Let’s say the whole map is stored in a single ref, the root ref and you have N guard refs (whose value is nil
). When I want to alter the value for a given key, I compute its hash modulo N which gives me an index into the guards vector. I ref-set
the corresponding guard ref (to nil
, the actual value doesn’t matter) thus claiming exclusive commit rights for this key. Once that done I simply commute
on the root ref being sure that the operation will only commute with non-conflicting other ops.
NB: An alternative design is to simply have N roots and no guards and to merge the N maps on deref
— efficient merging would need a didcated map implementation. However it doesn’t help much with nested maps but it helps a lot with concurrency since in the other design everything is serialized on the single root.
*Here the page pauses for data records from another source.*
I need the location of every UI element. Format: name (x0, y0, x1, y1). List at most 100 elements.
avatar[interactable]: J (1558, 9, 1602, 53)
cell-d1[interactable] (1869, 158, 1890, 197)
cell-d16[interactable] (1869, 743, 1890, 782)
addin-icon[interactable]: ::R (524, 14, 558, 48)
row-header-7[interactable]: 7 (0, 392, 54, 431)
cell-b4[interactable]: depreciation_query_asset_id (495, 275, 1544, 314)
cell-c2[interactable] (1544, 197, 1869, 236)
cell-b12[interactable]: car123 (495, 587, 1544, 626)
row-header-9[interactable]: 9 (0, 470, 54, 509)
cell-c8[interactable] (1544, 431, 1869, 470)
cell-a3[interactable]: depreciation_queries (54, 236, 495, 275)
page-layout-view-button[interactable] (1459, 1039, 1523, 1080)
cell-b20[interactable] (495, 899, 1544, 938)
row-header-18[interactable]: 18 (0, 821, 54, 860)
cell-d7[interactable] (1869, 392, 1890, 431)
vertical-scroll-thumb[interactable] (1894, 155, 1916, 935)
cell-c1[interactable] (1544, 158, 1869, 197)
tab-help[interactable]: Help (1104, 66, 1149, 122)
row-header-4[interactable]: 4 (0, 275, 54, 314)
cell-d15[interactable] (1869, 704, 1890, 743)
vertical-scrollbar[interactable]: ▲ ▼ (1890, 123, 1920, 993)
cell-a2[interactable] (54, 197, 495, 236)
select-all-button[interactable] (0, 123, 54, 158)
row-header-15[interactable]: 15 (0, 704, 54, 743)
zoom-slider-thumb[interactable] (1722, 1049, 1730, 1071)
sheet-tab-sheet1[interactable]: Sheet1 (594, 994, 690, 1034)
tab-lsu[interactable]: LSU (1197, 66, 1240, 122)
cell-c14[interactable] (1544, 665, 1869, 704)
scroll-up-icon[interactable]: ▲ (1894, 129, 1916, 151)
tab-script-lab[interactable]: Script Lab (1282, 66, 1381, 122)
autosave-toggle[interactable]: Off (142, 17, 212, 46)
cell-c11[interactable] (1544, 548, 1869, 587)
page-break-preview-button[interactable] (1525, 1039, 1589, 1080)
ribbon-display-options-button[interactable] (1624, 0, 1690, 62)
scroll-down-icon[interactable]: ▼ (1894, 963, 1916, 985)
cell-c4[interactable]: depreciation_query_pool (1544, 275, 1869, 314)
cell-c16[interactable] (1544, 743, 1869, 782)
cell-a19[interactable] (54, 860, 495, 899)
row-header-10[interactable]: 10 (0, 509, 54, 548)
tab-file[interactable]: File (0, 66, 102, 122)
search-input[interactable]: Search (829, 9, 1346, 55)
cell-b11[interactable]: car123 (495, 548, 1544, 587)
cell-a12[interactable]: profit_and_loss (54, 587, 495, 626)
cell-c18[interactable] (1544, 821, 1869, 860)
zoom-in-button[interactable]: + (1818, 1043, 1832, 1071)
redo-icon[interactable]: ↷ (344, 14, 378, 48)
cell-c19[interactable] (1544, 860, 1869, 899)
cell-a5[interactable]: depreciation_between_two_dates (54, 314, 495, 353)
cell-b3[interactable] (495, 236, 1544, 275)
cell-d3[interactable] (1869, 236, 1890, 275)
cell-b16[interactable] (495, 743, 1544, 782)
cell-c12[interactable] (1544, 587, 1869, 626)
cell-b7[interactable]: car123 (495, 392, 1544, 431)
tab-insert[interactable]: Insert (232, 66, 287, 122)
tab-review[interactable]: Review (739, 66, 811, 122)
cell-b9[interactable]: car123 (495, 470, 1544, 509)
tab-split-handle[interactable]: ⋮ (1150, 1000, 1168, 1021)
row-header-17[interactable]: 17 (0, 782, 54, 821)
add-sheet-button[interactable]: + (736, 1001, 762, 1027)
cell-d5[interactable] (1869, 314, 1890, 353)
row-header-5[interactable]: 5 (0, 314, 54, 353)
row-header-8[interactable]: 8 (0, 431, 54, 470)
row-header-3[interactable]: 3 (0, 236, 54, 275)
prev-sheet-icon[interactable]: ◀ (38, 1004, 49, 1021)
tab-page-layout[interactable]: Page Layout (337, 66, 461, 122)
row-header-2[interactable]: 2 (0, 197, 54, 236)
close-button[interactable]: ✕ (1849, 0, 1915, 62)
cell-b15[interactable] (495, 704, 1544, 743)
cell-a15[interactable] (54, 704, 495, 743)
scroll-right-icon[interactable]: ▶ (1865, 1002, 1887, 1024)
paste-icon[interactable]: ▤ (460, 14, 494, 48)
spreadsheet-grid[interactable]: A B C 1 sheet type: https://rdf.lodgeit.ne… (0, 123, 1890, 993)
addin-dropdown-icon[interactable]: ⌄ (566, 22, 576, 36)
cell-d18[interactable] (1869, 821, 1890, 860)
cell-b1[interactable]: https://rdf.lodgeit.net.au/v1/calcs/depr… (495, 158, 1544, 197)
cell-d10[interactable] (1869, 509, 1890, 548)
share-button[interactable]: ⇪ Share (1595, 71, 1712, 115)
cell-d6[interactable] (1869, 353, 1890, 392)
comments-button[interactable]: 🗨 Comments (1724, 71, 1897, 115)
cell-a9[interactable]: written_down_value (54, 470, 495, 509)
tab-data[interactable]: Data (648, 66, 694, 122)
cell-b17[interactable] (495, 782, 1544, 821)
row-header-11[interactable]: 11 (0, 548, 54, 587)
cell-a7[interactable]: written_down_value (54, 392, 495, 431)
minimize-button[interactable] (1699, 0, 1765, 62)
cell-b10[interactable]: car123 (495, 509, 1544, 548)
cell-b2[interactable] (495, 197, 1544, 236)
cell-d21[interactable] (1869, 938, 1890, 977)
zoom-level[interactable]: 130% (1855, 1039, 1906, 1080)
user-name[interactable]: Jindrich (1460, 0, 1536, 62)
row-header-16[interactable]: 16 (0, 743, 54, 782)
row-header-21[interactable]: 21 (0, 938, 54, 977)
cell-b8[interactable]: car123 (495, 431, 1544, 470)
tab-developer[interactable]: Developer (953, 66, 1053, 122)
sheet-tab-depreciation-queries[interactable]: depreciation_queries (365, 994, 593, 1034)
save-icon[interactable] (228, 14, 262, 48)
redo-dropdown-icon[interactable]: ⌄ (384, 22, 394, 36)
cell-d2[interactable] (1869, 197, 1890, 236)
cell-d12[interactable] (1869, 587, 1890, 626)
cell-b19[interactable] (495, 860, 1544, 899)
I think an hybrid solution (N roots, each roots having M guards) woud bring an interesting trade-off between concurrency, number of retries and ease of snapshotting.
To support nested maps, instead of a single key, one has to deal with a path, eg [:a :b :c]
. Here the idea is to ensure
guards for path prefixes ([:a]
and [:a :b]
) and to ref-set
the guard for the full-path as before.
;; except ensure-in and alter-in, the others are here because
;; they can be optimized in a mega ref wth several roots
(defprotocol AssociativeRef
(-alter-in [aref ks f args])
(-commute-in [aref ks f args])
(ref-set-in [aref ks v])
(ensure-in [aref ks])
(deref-in [aref ks]))
(defn alter-in [aref ks f & args]
(-alter-in aref ks f args))
(defn commute-in [aref ks f & args]
(-commute-in aref ks f args))
(defn- ensure-path [guard-for path]
(loop [path path]
(when-not (= [] path)
(ensure (guard-for path))
(recur (pop path)))))
(defn- guards-fn [guards]
(let [n (count guards)]
#(nth guards (mod (hash %) n))))
(deftype MegaRef [r guards]
AssociativeRef
(-alter-in [this ks f args]
(if (seq ks)
(let [guard-for (guards-fn guards)]
(ensure-path guard-for (pop (vec ks)))
(ref-set (guard-for ks) nil)
(let [v (apply f (get-in @r ks) args)]
; v is precomputed to not evaluate it twice because of commute
(commute r assoc-in ks v)))
(throw (IllegalArgumentException. "ks must not be empty."))))
(-commute-in [this ks f args]
(apply commute r update-in ks f args))
(ref-set-in [this ks v]
(-alter-in this ks (constantly v) nil))
(ensure-in [this ks]
(ensure-path (vec ks) (guards-fn guards))
(deref-in this ks))
(deref-in [this ks]
(get-in @r ks))
clojure.lang.IDeref
(deref [this]
@r))
(defn megaref [entries & options]
(let [guards (:guards options 16)
root-options (select-keys options [:validator :min-history :max-history])]
(MegaRef. (apply ref (into {} entries) root-options)
(vec (repeatedly guards #(ref nil))))))
NB: Write skew anomalies can now occur at the “sub ref” level: when you deref-in
a path unrelated to the ones you update; ensure-in
is the answer.
So, some questions:
- Is this of interest to anyone except me? If yes, once mature (eg multiroot) should it belong in contrib?
- Is my implementation sound? Do I rely on implementation details?
- Should the STM expose a “token” facility so that I don’t have to use refs as guards?